You can, and in some cases you should, but manage your expectations carefully. Most major AI companies have feedback mechanisms, but they do not operate like search engine webmaster tools where you can request specific content changes. OpenAI, Google, and Anthropic all have processes for reporting factual inaccuracies, but these are typically designed for systematic issues rather than individual brand complaints. The most effective approach is indirect: fix the underlying source content that AI models are drawing from, publish authoritative corrective content on your own domain, and ensure your positive content is structured for AI retrieval. Platforms that use real-time retrieval, like Perplexity, will reflect source changes more quickly than models that rely primarily on training data.
3. How long does it typically take for AI models to pick up corrected information?
The timeline varies significantly by platform and by the nature of the correction. Retrieval-augmented generation systems like Perplexity can reflect changes in source content within days to weeks, since they pull from live web results. Large language models that rely on training data, such as base ChatGPT or Claude without web search enabled, may not reflect corrections until their next training data update, which can take months. The practical approach is to optimize for the fastest channels first while maintaining patience with slower ones. Publishing corrective content with strong SEO signals, schema markup, and backlinks from authoritative sources accelerates pickup across all platforms.
4. What should I do if a competitor is deliberately publishing content to damage my AI reputation?
First, document everything meticulously. Capture screenshots, archive pages, and record the timeline of events. Second, assess whether the content is factually false or merely unfavorable.

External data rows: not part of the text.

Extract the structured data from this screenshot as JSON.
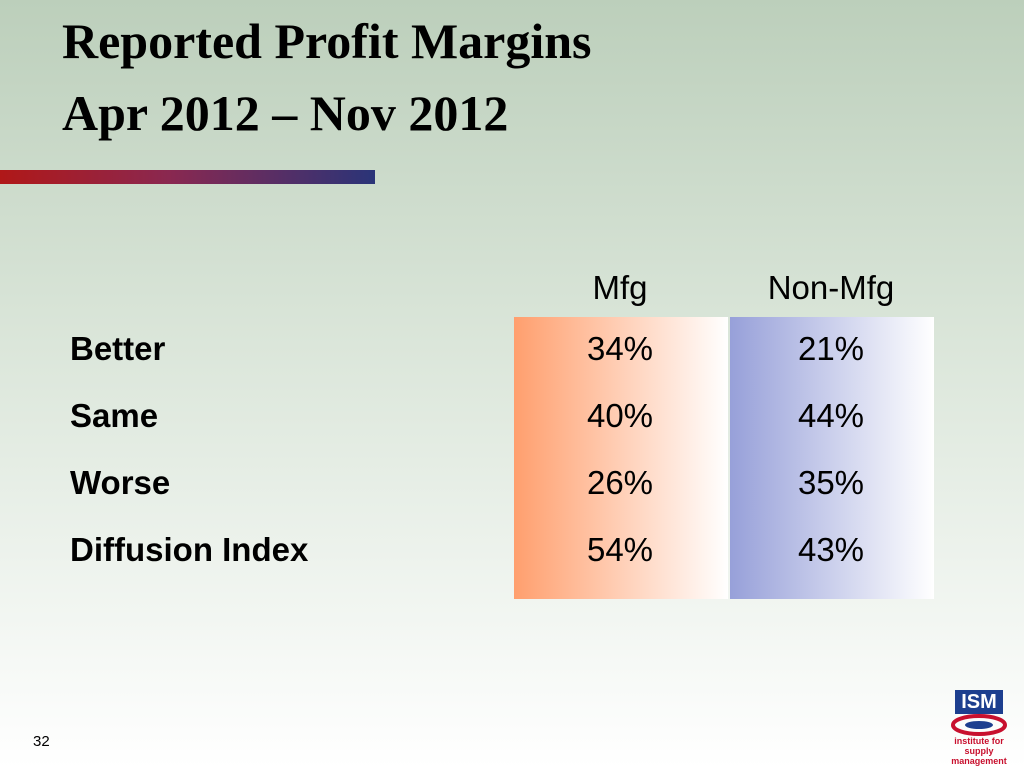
{
  "header": {
    "title": [
      "Reported Profit Margins",
      "Apr 2012 – Nov 2012"
    ]
  },
  "table": {
    "columns": [
      "",
      "Mfg",
      "Non-Mfg"
    ],
    "rows": [
      [
        "Better",
        "34%",
        "21%"
      ],
      [
        "Same",
        "40%",
        "44%"
      ],
      [
        "Worse",
        "26%",
        "35%"
      ],
      [
        "Diffusion Index",
        "54%",
        "43%"
      ]
    ]
  },
  "footer": {
    "page": "32",
    "logo": {
      "mark": "ISM",
      "name": [
        "institute for",
        "supply management"
      ]
    }
  }
}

Unfavorable-but-accurate competitor comparisons are a normal part of business competition. False claims, however, may constitute defamation or unfair business practices. For false content, consider legal options while simultaneously executing your content amplification strategy. Publish authoritative responses on your own domain, secure third-party validation from independent sources, and build a body of positive, factual content that overwhelms the negative signal. In cases of sustained deliberate manipulation, consulting with a digital reputation attorney who understands AI systems is advisable.
5. Is AI reputation management something I should handle in-house or hire a specialist for?

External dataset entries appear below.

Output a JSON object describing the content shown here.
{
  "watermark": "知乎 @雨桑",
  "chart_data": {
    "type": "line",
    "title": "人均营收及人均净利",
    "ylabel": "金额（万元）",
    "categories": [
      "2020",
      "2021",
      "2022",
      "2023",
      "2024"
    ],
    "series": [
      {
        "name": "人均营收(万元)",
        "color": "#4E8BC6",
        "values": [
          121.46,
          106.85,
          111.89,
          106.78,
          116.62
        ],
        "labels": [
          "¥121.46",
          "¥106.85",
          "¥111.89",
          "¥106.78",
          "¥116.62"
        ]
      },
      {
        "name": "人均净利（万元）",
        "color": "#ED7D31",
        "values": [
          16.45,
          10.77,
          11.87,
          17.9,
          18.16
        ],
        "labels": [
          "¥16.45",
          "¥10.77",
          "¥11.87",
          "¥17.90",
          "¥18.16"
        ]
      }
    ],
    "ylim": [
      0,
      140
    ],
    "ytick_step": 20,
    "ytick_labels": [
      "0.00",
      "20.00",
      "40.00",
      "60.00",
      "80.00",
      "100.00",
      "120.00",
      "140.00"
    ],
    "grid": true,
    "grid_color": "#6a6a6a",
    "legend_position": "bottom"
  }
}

The answer depends on the severity and your internal capabilities. Day-to-day monitoring and prevention can and should be managed in-house because no external partner will understand your brand, product, and customers as well as your own team. However, active crises and complex negative citation management situations often benefit from specialist expertise, particularly agencies or consultants who have experience navigating AI platform dynamics and have established relationships with publishers and platforms. The ideal setup is an in-house team managing ongoing monitoring and prevention, with a specialist partner on retainer who can be activated within hours when a crisis is detected. This gives you both the institutional knowledge of an internal team and the specialized skills of an experienced crisis manager.